What is working at a Japanese public school like?

What's it like to work with other Japanese teachers? Any cultural differences? What is a typical day like? These are some of the big question marks I had before I came on the JET programme as an ALT, too.

Here's a FAQ based on my personal experience from working 4 months at a public school and occasionally at a special needs school in Japan. Again, ESID :P (Every Situation is Different, so it only serves as a guide.)

Q: What is the work environment like at public schools in Japan?
A: Physically, the workspace is smaller. I used to have cubicles in my last workplaces in Singapore, so I am used to having cabinets and cupboards to store my stuff. But in Japan public schools (same goes for special needs schools), you have a desk with a side cabinet, and a mini shelf that you can hide under your desk to place more stuff. There will be a piece of glass panel on each desk, where you can slid your schedule or important notes underneath. There's no cubicle and partitions. It's an open concept work environment, easier for discussions and communications.

This is quite different from Singapore schools, as teachers have cubicles and low (or high, depending on which schools, I guess) partitions. And we have more storage space. And no additional glass panel on the tables for us to slid notes underneath, as we can pin our notes and schedules on the partitions.

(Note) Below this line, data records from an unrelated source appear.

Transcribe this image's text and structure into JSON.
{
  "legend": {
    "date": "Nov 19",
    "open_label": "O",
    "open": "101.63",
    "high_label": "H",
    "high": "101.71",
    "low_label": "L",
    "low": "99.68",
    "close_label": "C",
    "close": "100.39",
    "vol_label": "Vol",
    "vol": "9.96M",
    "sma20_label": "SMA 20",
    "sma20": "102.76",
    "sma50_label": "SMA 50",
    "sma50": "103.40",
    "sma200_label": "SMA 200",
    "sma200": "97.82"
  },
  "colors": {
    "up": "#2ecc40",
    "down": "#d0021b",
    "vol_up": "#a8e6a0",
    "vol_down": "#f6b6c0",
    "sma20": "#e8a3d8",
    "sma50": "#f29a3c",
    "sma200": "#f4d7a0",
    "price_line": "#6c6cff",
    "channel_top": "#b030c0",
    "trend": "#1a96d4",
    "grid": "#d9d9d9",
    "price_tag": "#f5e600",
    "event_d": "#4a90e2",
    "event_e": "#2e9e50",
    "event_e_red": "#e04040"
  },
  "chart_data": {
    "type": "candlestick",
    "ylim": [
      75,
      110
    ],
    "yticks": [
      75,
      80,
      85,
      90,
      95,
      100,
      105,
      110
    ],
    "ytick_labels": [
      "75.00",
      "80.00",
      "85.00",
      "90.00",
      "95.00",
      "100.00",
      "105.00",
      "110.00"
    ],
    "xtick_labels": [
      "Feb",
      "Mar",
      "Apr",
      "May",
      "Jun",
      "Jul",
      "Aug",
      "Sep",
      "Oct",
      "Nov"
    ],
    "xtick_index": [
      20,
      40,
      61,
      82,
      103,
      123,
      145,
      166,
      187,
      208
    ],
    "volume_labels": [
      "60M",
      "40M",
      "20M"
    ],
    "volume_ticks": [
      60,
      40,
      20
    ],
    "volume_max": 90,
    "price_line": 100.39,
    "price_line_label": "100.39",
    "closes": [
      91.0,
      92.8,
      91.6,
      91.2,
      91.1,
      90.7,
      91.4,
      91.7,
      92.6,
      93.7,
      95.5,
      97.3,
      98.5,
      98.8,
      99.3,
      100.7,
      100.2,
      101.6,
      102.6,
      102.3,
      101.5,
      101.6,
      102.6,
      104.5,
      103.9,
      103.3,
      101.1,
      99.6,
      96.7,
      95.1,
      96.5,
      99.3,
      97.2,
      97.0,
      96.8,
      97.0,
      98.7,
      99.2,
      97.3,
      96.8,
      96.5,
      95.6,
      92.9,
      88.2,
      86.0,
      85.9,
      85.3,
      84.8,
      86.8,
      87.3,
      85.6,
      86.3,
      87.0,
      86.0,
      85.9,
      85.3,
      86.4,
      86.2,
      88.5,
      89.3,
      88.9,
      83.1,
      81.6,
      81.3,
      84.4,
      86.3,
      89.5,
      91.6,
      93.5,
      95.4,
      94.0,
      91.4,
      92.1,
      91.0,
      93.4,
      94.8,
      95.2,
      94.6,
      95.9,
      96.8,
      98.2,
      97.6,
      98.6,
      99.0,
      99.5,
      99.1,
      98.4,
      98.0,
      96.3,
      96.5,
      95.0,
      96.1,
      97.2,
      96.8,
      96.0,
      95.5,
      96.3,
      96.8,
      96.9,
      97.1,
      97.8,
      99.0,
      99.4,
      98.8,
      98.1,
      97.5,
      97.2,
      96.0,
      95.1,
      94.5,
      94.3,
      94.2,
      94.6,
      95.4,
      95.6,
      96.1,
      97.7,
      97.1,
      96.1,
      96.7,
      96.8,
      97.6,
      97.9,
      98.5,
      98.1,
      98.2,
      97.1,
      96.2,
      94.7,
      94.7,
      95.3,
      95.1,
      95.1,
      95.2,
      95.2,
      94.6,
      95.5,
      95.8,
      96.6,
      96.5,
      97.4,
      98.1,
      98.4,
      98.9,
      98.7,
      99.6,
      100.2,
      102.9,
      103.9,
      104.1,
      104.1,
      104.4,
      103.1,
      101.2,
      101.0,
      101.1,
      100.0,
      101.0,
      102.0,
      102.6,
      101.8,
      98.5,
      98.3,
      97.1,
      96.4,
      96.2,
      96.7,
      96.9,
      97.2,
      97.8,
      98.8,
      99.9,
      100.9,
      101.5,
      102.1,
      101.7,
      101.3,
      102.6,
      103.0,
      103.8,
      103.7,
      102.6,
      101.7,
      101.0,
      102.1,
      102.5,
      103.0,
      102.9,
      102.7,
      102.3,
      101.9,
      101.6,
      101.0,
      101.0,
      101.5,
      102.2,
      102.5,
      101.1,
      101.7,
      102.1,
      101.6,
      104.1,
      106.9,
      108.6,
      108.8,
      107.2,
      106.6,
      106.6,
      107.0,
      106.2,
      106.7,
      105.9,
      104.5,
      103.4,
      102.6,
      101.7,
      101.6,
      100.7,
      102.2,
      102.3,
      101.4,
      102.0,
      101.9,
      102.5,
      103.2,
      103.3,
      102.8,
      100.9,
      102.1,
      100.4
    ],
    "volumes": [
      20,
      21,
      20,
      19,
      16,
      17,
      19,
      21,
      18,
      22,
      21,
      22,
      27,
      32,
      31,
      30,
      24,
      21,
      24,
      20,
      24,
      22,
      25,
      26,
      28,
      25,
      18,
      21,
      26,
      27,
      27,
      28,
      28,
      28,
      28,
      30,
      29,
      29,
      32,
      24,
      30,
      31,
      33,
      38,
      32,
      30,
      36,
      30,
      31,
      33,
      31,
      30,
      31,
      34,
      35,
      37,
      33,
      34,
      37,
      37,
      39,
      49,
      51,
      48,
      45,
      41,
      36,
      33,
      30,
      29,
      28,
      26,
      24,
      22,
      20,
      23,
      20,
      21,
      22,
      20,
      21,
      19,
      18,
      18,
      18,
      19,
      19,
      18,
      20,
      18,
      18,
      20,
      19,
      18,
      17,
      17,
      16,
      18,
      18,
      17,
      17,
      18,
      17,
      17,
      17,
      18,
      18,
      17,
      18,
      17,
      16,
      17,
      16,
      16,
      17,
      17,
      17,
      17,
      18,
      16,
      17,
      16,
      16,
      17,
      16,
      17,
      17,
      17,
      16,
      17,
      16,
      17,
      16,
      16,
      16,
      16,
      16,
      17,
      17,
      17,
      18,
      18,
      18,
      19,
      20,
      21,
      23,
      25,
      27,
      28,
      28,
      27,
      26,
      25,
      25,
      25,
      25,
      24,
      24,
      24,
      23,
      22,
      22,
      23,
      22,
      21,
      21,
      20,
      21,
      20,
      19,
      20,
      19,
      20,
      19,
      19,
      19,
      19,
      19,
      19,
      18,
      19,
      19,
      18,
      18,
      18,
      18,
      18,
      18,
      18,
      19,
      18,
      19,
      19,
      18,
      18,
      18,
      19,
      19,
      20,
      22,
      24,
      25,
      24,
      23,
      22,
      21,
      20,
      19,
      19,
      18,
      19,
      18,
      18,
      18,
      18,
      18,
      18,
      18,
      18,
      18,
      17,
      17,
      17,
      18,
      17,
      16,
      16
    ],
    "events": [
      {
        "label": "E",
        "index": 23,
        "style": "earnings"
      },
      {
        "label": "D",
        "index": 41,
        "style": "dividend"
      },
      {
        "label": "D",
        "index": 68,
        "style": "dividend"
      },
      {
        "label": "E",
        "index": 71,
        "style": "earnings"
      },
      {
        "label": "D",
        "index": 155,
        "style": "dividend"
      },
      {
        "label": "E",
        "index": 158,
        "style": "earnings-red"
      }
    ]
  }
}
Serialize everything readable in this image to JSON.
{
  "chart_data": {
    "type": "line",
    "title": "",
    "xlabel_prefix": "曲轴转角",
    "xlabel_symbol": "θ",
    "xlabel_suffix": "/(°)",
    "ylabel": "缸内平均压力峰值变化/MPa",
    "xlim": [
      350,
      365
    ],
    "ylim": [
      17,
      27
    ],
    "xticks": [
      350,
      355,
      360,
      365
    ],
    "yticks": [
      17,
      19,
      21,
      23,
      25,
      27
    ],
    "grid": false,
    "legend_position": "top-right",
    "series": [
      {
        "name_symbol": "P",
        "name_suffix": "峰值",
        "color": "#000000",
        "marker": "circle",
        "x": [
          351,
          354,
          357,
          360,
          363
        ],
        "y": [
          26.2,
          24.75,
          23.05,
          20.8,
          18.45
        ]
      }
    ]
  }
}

I am always fascinated how the Japanese can keep their desks so neat and tidy despite the small amount of space they are allocated with. Maybe for more senior positions, they have additional cabinets elsewhere in the office.

Q: How about communication-wise? Any cultural differences?
A: Yup, definitely there will bound to be some, even though we are Asians.

Firstly what I found interesting is, they will always check with another colleague for almost every question I ask them. They seek for consensus answers, so as to be sure to provide me with the most accurate possible answer. Quite different from Singapore's style of working, right?

Next, they are pretty reserved around me still, so they tend to rephrase "I want you to ...." or "I think you should ...." to very polite requests like "I think maybe, it's better... what do you think?", etc. So I have to discern these statements carefully, to differentiate cases where I have the room to still consider the options, or I ought to just follow their suggestions.

But of course, if you think that a certain other way of doing is better, you can still state your point, but politely.

Q: What's a typical day like at school?
A: Every morning, all teachers will gather at the teachers' room, and the vice-principal will start the meeting. It is a short meeting where teachers will update important events for the day or week (depending). Teachers with agenda to share will usually write them on the black board (just the item title), and then elaborate during the meeting. Then the meeting will break up into 3 groups, Year 1, Year 2, Year 3, whereby teachers will have their own mini meetings and updates pertaining to only their group of students (Year 1 or 2 or 3).

Then there will be short homeroom lesson, where homeroom teachers will go to their respective homerooms. And after that, lessons start.

Between each lesson, there is a 10-minutes break for students to move to the next classroom, toilet breaks, etc.

Finally at the end of lessons, there will be a cleaning period. Students are rostered to clean up different areas of the schools (including toilets), and teachers supervise and help during this cleaning period.

For Singapore, teachers' meeting, otherwise commonly known as contact time, is usually weekly, and not held at the teachers room, since it will be hard to communicate with cubicles and all. Some schools have "protected time" as well, to allocate time for meeting within departments.

We do not have daily cleaning periods in Singapore schools, as cleaners are employed at schools. The students will do the basic like cleaning the board etc. There will be a huge spring cleaning exercise by the students after each semester.

Another difference I noticed is that for my Japanese school, teachers sit by the level of students they teach, but in the Singapore schools I taught before, we sit by the subject (department) we teach. But then, I was in primary schools then, I am not sure how it is done for secondary schools and junior colleges.